[TAG] Re-Update Your Online Banking !
Rick Moen
rick at linuxmafia.com
Sat Jul 7 00:43:35 MSD 2007
Quoting Martin J Hooper (martinjh at blueyonder.co.uk):
> Wouldn't something like Spamassasin work for filtering out the
> phishing?
As a SMOP, yes. ;-> (http://www.catb.org/jargon/html/S/SMOP.html)
As background:
The MTA (Exim) has a fairly elaborate set of rules used to check the
incoming SMTP stream prior to saying "200 OK" in the SMTP conversation
(rules including "callback" ones that check the delivering IP for
RFC-complianc). _Then_, if the stream passes those tests, and still
before Exim is willing to say "2000 OK", Exim runs a system-wide
SpamAssassin check on the mail, and allows the mail through only if
SA-measured spamicity isn't too high.
Deferring the SA-checking until after the more-extensive Exim rules
is important for system performance, as Exim's engine is much lighter
and faster than SA's.
Anyhow, if someone can tackle the phishing exercises du jour and craft
appropriate rulesets for me, preferably that _don't_ also produce too
much collateral damage, I'll be glad to drop them in.
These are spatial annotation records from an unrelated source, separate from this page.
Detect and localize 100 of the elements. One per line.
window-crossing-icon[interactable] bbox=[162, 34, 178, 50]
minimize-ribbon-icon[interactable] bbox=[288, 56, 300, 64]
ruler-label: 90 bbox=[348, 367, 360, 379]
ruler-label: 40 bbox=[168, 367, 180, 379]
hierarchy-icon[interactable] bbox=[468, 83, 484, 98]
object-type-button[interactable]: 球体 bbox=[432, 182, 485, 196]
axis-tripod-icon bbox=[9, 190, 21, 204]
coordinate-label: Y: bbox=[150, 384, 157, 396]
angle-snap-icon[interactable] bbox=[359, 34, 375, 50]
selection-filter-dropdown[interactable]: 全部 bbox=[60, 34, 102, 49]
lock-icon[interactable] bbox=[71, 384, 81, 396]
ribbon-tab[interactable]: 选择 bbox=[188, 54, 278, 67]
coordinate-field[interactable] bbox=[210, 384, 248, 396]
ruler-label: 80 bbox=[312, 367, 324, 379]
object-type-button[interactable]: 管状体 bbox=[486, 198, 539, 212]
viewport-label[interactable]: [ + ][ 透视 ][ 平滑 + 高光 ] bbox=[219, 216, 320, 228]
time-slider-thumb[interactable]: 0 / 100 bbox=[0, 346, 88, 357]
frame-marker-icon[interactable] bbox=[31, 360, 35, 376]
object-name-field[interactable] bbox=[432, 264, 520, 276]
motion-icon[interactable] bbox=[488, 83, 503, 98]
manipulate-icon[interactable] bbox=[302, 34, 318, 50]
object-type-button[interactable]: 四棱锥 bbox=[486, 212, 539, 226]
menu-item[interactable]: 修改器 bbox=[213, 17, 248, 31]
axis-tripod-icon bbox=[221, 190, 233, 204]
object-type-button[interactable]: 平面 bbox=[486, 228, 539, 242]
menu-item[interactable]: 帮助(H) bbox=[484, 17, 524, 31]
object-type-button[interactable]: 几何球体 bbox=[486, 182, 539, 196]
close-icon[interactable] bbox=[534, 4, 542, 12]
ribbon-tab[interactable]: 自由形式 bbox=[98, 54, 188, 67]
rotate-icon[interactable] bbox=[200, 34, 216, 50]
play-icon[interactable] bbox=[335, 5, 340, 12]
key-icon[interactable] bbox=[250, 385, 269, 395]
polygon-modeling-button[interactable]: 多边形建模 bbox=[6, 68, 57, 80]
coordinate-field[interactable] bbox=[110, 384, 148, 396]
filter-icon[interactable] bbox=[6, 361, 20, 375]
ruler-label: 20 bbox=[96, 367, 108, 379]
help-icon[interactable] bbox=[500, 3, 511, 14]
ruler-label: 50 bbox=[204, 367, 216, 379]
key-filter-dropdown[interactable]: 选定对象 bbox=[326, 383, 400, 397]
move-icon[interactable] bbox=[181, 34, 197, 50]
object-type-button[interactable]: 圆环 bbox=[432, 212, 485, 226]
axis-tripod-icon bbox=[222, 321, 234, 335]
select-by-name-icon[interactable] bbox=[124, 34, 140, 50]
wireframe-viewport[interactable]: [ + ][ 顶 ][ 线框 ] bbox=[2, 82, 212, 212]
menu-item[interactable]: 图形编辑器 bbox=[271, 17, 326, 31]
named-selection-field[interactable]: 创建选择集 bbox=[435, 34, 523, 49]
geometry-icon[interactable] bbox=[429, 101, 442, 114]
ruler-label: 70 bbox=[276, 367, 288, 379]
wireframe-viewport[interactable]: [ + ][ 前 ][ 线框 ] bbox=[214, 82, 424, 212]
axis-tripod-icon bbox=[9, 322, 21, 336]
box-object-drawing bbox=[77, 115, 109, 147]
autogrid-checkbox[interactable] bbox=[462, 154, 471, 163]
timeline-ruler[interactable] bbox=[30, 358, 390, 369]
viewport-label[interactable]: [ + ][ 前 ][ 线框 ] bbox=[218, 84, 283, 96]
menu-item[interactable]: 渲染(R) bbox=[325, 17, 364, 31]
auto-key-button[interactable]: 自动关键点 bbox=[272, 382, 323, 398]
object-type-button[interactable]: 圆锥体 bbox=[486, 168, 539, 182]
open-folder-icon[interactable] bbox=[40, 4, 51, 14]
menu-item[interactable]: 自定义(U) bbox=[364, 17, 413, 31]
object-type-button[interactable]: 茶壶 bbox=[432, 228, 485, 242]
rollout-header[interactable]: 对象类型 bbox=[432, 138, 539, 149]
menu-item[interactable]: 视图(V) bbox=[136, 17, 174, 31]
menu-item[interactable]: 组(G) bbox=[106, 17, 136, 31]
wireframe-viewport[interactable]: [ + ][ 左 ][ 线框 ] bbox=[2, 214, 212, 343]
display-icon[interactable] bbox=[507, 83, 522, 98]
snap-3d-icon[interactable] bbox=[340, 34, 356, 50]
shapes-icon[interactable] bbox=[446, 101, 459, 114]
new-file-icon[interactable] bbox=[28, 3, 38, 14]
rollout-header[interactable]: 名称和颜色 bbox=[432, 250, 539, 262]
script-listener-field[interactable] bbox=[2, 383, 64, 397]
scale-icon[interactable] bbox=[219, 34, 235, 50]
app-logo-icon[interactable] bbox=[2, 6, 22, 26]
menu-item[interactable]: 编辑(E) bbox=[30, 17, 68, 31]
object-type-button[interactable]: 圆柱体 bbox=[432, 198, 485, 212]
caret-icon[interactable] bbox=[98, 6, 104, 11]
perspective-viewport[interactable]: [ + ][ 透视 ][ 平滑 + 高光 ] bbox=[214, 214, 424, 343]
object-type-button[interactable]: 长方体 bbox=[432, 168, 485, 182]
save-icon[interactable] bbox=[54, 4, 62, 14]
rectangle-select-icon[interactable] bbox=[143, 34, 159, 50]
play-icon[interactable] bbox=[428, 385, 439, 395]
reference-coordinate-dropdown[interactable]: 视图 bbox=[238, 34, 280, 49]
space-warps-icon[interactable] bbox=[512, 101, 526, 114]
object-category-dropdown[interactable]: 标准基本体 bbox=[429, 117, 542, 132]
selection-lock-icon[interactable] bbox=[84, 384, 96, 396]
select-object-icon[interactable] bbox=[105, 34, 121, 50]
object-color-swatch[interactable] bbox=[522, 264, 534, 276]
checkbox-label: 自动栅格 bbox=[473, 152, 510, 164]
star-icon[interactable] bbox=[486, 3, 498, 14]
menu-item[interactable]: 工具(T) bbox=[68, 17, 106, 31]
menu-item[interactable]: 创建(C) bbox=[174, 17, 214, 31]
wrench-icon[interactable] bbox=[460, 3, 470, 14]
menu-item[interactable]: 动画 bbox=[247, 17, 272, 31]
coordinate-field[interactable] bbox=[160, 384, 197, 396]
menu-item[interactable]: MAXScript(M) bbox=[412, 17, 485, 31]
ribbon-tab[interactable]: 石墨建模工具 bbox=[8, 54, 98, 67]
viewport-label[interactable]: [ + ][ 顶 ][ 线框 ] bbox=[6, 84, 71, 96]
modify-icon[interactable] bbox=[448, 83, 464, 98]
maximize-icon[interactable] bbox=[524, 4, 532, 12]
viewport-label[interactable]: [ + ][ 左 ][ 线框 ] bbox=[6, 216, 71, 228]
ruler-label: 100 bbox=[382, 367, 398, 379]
I'm not really good at writing those, myself -- and badly written SA
rules turn out to be a very nicely efficient way to make a mail server
fall over. I know this empirically, from having insouciantly grabbed a
bunch of rules from http://www.rulesemporium.com/rules.htm (and yes, I
did check them with spamassassin -D --lint), restart spamd, and watched
spamd immediately eat all my RAM.
(I do play with SA settings, occasionally, I'm just saying I have to be
careful about it, given that it's a production system and I really hate
having to drop everything and deal with sudden emergencies.)